Säure Basen Gleichgewicht

Saure Basen Balance

Säuren und Basen gleichen sich in unserem Körper täglich aus. Der normale Aufbau der Zellkomponenten und die molekulare Form der Proteine hängt von einem ausgewogenen Säure-Basen-Gleichgewicht ab. Unter Basen versteht man Stoffe, die Wasserstoffionen binden. Das Ziel ist das Gleichgewicht zwischen sauren und alkalischen Substanzen. Wie sieht es mit dem Säure-Basen-Haushalt (oder dem Säure-Basen-Haushalt) aus?

Wie ist der Säure-Basen-Haushalt? - Blog Gesundes Leben

Eine ausgewogene Säure-Basen-Balance ist für unseren Metabolismus entscheidend. Im Organismus gibt es Regelmechanismen, die den pH-Wert von Blut und anderen Flüssigkeiten aufrechterhalten. Denn unser Metabolismus kann nur dann richtig funktionieren, wenn die einzelnen Bereiche ihren gewünschten pH-Wert beibehalten. Wenn dieses Gleichgewicht von Säure und Basen im Organismus aus dem Gleichgewicht ist, hat dies langfristig negative Auswirkungen auf unsere eigene Gesundung.

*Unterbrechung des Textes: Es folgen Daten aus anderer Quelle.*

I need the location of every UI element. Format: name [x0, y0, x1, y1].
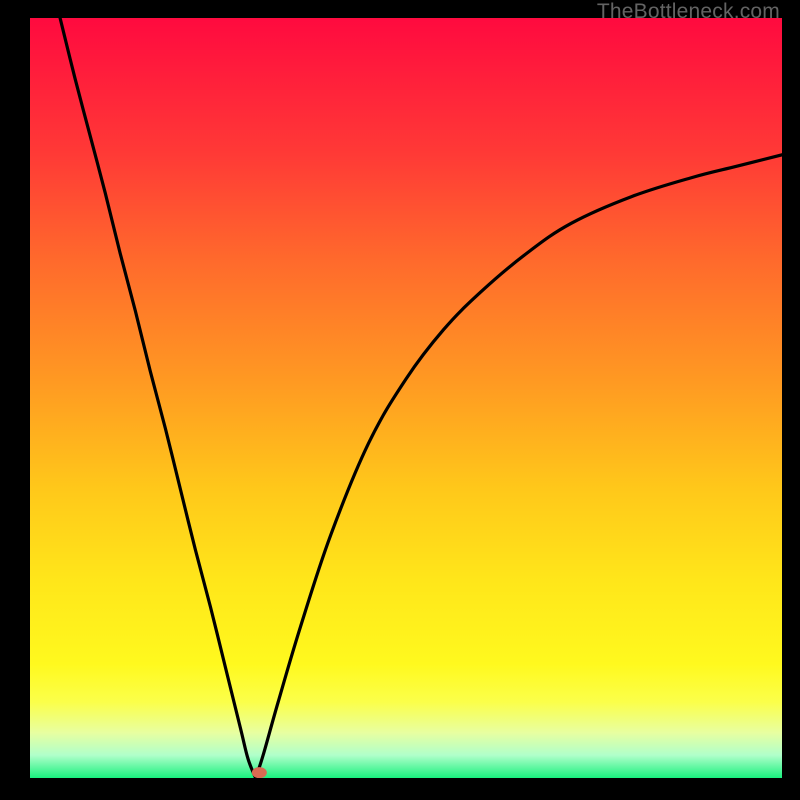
plot-svg [30, 18, 782, 778]
chart-frame: TheBottleneck.com [0, 0, 800, 800]
min-marker [252, 767, 267, 778]
curve-right [256, 155, 782, 778]
curve-left [60, 18, 256, 778]
watermark-text: TheBottleneck.com [597, 0, 780, 24]
plot-area [30, 18, 782, 778]
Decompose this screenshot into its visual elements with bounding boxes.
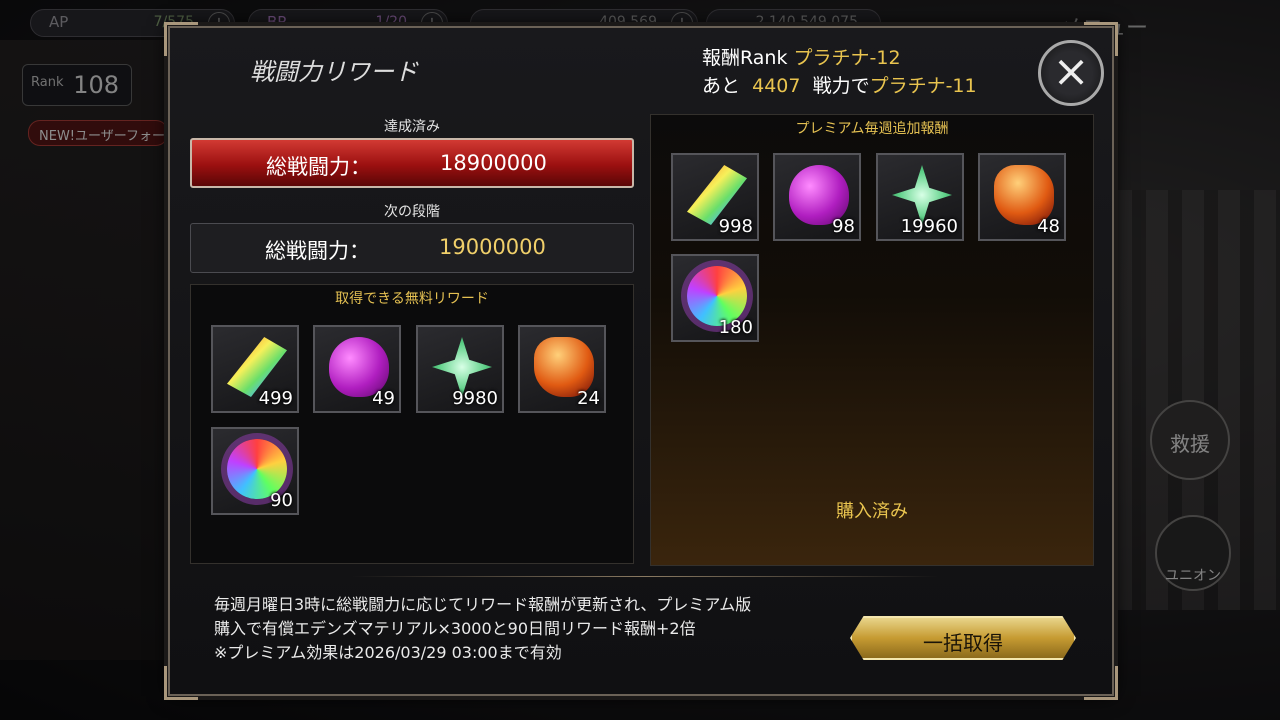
- achieved-power-bar: 総戦闘力： 18900000: [190, 138, 634, 188]
- premium-reward-item[interactable]: 48: [978, 153, 1066, 241]
- item-count: 499: [258, 388, 293, 409]
- reward-rank-value: プラチナ-12: [793, 47, 901, 69]
- next-power-value: 19000000: [439, 235, 546, 259]
- achieved-power-value: 18900000: [440, 151, 547, 175]
- premium-reward-item[interactable]: 998: [671, 153, 759, 241]
- reward-rank-info: 報酬Rank プラチナ-12 あと 4407 戦力でプラチナ-11: [702, 44, 977, 100]
- divider: [350, 576, 940, 577]
- item-count: 9980: [452, 388, 498, 409]
- claim-all-button[interactable]: 一括取得: [850, 616, 1076, 660]
- close-button[interactable]: ×: [1038, 40, 1104, 106]
- free-reward-item[interactable]: 9980: [416, 325, 504, 413]
- description-line: ※プレミアム効果は2026/03/29 03:00まで有効: [214, 643, 562, 662]
- premium-reward-item[interactable]: 19960: [876, 153, 964, 241]
- description-line: 購入で有償エデンズマテリアル×3000と90日間リワード報酬+2倍: [214, 619, 696, 638]
- next-stage-bar: 総戦闘力： 19000000: [190, 223, 634, 273]
- free-rewards-box: 取得できる無料リワード 499 49 9980 24 90: [190, 284, 634, 564]
- next-rank-value: プラチナ-11: [869, 75, 977, 97]
- free-reward-item[interactable]: 90: [211, 427, 299, 515]
- free-reward-item[interactable]: 24: [518, 325, 606, 413]
- reward-rank-label: 報酬Rank: [702, 47, 788, 69]
- ornament-corner-icon: [164, 666, 198, 700]
- free-rewards-title: 取得できる無料リワード: [335, 291, 489, 307]
- next-stage-label: 次の段階: [384, 204, 440, 220]
- item-count: 49: [372, 388, 395, 409]
- item-count: 24: [577, 388, 600, 409]
- next-bar-label: 総戦闘力：: [265, 239, 370, 263]
- free-reward-item[interactable]: 49: [313, 325, 401, 413]
- dialog-title: 戦闘力リワード: [250, 58, 418, 86]
- free-reward-item[interactable]: 499: [211, 325, 299, 413]
- premium-reward-item[interactable]: 180: [671, 254, 759, 342]
- ornament-corner-icon: [164, 22, 198, 56]
- combat-power-reward-dialog: 戦闘力リワード 報酬Rank プラチナ-12 あと 4407 戦力でプラチナ-1…: [164, 22, 1118, 700]
- item-count: 180: [718, 317, 753, 338]
- remaining-mid-text: 戦力で: [812, 75, 870, 97]
- premium-reward-item[interactable]: 98: [773, 153, 861, 241]
- remaining-power-value: 4407: [752, 75, 801, 97]
- achieved-label: 達成済み: [384, 119, 440, 135]
- item-count: 98: [832, 216, 855, 237]
- premium-rewards-box: プレミアム毎週追加報酬 998 98 19960 48 180 購入済み: [650, 114, 1094, 566]
- item-count: 48: [1037, 216, 1060, 237]
- premium-rewards-title: プレミアム毎週追加報酬: [795, 121, 949, 137]
- achieved-bar-label: 総戦闘力：: [266, 155, 371, 179]
- item-count: 998: [718, 216, 753, 237]
- description-line: 毎週月曜日3時に総戦闘力に応じてリワード報酬が更新され、プレミアム版: [214, 595, 752, 614]
- ornament-corner-icon: [1084, 666, 1118, 700]
- purchased-status: 購入済み: [836, 501, 908, 522]
- description-text: 毎週月曜日3時に総戦闘力に応じてリワード報酬が更新され、プレミアム版 購入で有償…: [214, 593, 751, 665]
- item-count: 90: [270, 490, 293, 511]
- remaining-prefix: あと: [702, 75, 741, 97]
- item-count: 19960: [900, 216, 958, 237]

Unser Lebewesen ist daher stets damit befasst, das Säure-Basen-Verhältnis im menschlichen Körper im Gleichgewicht zu erhalten. Fressen, Tränken und Atmen transportiert jeden Tag sowohl säurehaltige als auch alkalische Substanzen in den menschlichen Kreislauf. Makronährstoffe und Spurenelemente, die der Mensch benötigt und nutzen kann, werden absorbiert, Überschüsse abgesondert und ein Überschuss an Säure im menschlichen Körper wird entweder mit Hilfe von Grundstoffen abgebaut oder durch körpereigene Entgiftungsorgane abtransportiert.

Auf diese Weise können sich Säure und Base im Idealfall immer ausgleichen. Wird der Organismus jedoch mit zu vielen säurebildenden Substanzen versorgt, wird er letztendlich überlastet. Wenn der Metabolismus durch eine solche Langzeitazidose in seiner Wirkung beeinträchtigt wird, sind die Wirkungen auf den Organismus vielschichtig. Unsere moderne Lebensweise trägt vor allem dazu bei, die Säure-Basen-Regelung zu überlasten.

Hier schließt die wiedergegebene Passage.